Tomorrow’s Lemonade Stand is a three-phase program, and Kylee and Antico-Majkowski said they compare it to a scouting program. There are badges and requirements that participants have to earn and complete before the move up to the next "season."

"In Season One, we mostly learn the basics — the things you need to learn as an entrepreneur," Kylee said. "Then, in Season Two, you work with the skills to come up with products and businesses. In Season Three, you start selling it. You graduate as entrepreneurs by presenting to entrepreneurs. The anchors of the program are entrepreneurship and empathy, and then we have things that build off creativity, risk, and passion."

Kylee said she has entrepreneurs come in to help train the children going through the program.

"You will present to the entrepreneurs, with a slide show," she said. "You will tell them about your company, your reasons. They give you feedback in the end."

She added that there is also a graduate program for people who have gone through the original three-step program.

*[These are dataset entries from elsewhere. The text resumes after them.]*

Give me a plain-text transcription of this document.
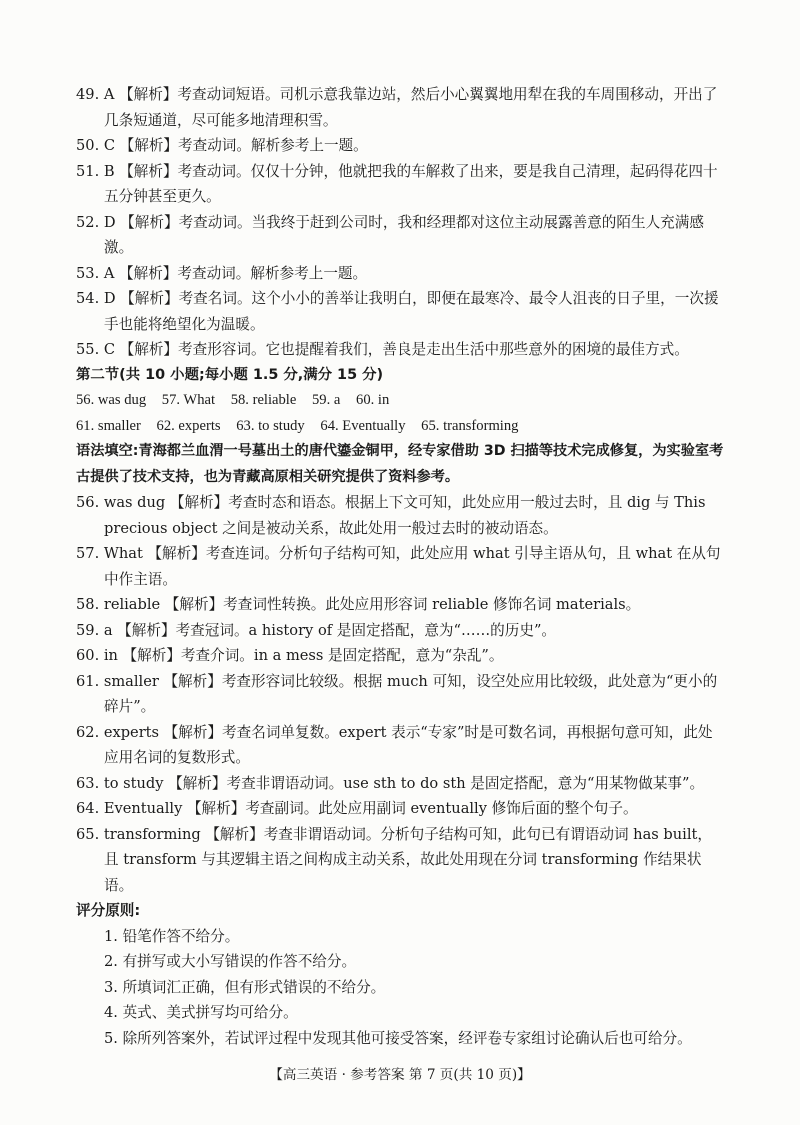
49. A 【解析】考查动词短语。司机示意我靠边站，然后小心翼翼地用犁在我的车周围移动，开出了几条短通道，尽可能多地清理积雪。
50. C 【解析】考查动词。解析参考上一题。
51. B 【解析】考查动词。仅仅十分钟，他就把我的车解救了出来，要是我自己清理，起码得花四十五分钟甚至更久。
52. D 【解析】考查动词。当我终于赶到公司时，我和经理都对这位主动展露善意的陌生人充满感激。
53. A 【解析】考查动词。解析参考上一题。
54. D 【解析】考查名词。这个小小的善举让我明白，即便在最寒冷、最令人沮丧的日子里，一次援手也能将绝望化为温暖。
55. C 【解析】考查形容词。它也提醒着我们，善良是走出生活中那些意外的困境的最佳方式。
第二节(共 10 小题;每小题 1.5 分,满分 15 分)
56. was dug 57. What 58. reliable 59. a 60. in
61. smaller 62. experts 63. to study 64. Eventually 65. transforming
语法填空:青海都兰血渭一号墓出土的唐代鎏金铜甲，经专家借助 3D 扫描等技术完成修复，为实验室考古提供了技术支持，也为青藏高原相关研究提供了资料参考。
56. was dug 【解析】考查时态和语态。根据上下文可知，此处应用一般过去时，且 dig 与 This precious object 之间是被动关系，故此处用一般过去时的被动语态。
57. What 【解析】考查连词。分析句子结构可知，此处应用 what 引导主语从句，且 what 在从句中作主语。
58. reliable 【解析】考查词性转换。此处应用形容词 reliable 修饰名词 materials。
59. a 【解析】考查冠词。a history of 是固定搭配，意为“……的历史”。
60. in 【解析】考查介词。in a mess 是固定搭配，意为“杂乱”。
61. smaller 【解析】考查形容词比较级。根据 much 可知，设空处应用比较级，此处意为“更小的碎片”。
62. experts 【解析】考查名词单复数。expert 表示“专家”时是可数名词，再根据句意可知，此处应用名词的复数形式。
63. to study 【解析】考查非谓语动词。use sth to do sth 是固定搭配，意为“用某物做某事”。
64. Eventually 【解析】考查副词。此处应用副词 eventually 修饰后面的整个句子。
65. transforming 【解析】考查非谓语动词。分析句子结构可知，此句已有谓语动词 has built，且 transform 与其逻辑主语之间构成主动关系，故此处用现在分词 transforming 作结果状语。
评分原则:
1. 铅笔作答不给分。
2. 有拼写或大小写错误的作答不给分。
3. 所填词汇正确，但有形式错误的不给分。
4. 英式、美式拼写均可给分。
5. 除所列答案外，若试评过程中发现其他可接受答案，经评卷专家组讨论确认后也可给分。
【高三英语 · 参考答案 第 7 页(共 10 页)】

"We hope the graduates can teach the other kids," she said, "like a circle of mini-entrepreneurship."

Antico-Majkowski said that, as of now like any business in the beginning, there is a lot of volunteer blood, sweat and tears going into TLS — including the website, which has been crucial. It is the only way to accommodate remote requests. People sign up and pay online for access to the curriculum as well as for the training that Kylee and the TLS headquarters team will provide for the leaders.

"We have a badging program online," Antico-Majkowski said. "Whenever you sign up, there is an online platform that you can access. We are building a community of mini-preneurs."

Kylee will pitch her business to a panel of six judges on this week, hoping to be named one of the three finalists. The public will have an opportunity to weigh in for the judging in the semi-finals as well.

The final round on Dec. 4 will be a pitch to a board of judges comprised of businessmanTed Leonsis, first and former U.S. CTO Aneesh Chopra, U.S. Rep. Gerry Connolly and Saul Ewing LLP Partner Mark Gruhin.

Leone said she hopes all the contenders will continue to grow in the Arlington area.

"Each team has made amazing progress over these last few months," she said. "Some have changed their company names, some have added team members and created jobs, and all have sharpened their focus as they’ve refined and perfected their business plans. We will continue to support and track the progress of all the challengers as they grow and develop. We would like for them to continue being role models for entrepreneurship and collaboration, symbolic of what we are doing here in Ballston … we will encourage them to stay in our community and choose Ballston as the home for their businesses."

Leone said Kylee’s success in this competition is encouraging for her as she looks at future generations of entrepreneurs and innovators. It is part of the spirit of the Launchpad Challenge — to shrug off convention and move forward with big ideas for a better Ballston, and a better world at large.

"It is exciting to see the trend of entrepreneurship with the Generation Y, the Millennials and the new Generation Z, the Kylee generation," Leone said. "They are snubbing the corporate world and skipping the traditional career path process. They are not waiting to make this a better world, and instead they are blazing their own trails early on. In my view, it is a workforce revolution. Kylee, our youngest applicant and challenger, is a leader in this movement by creating opportunities for more young people to explore their own entrepreneurial spirit."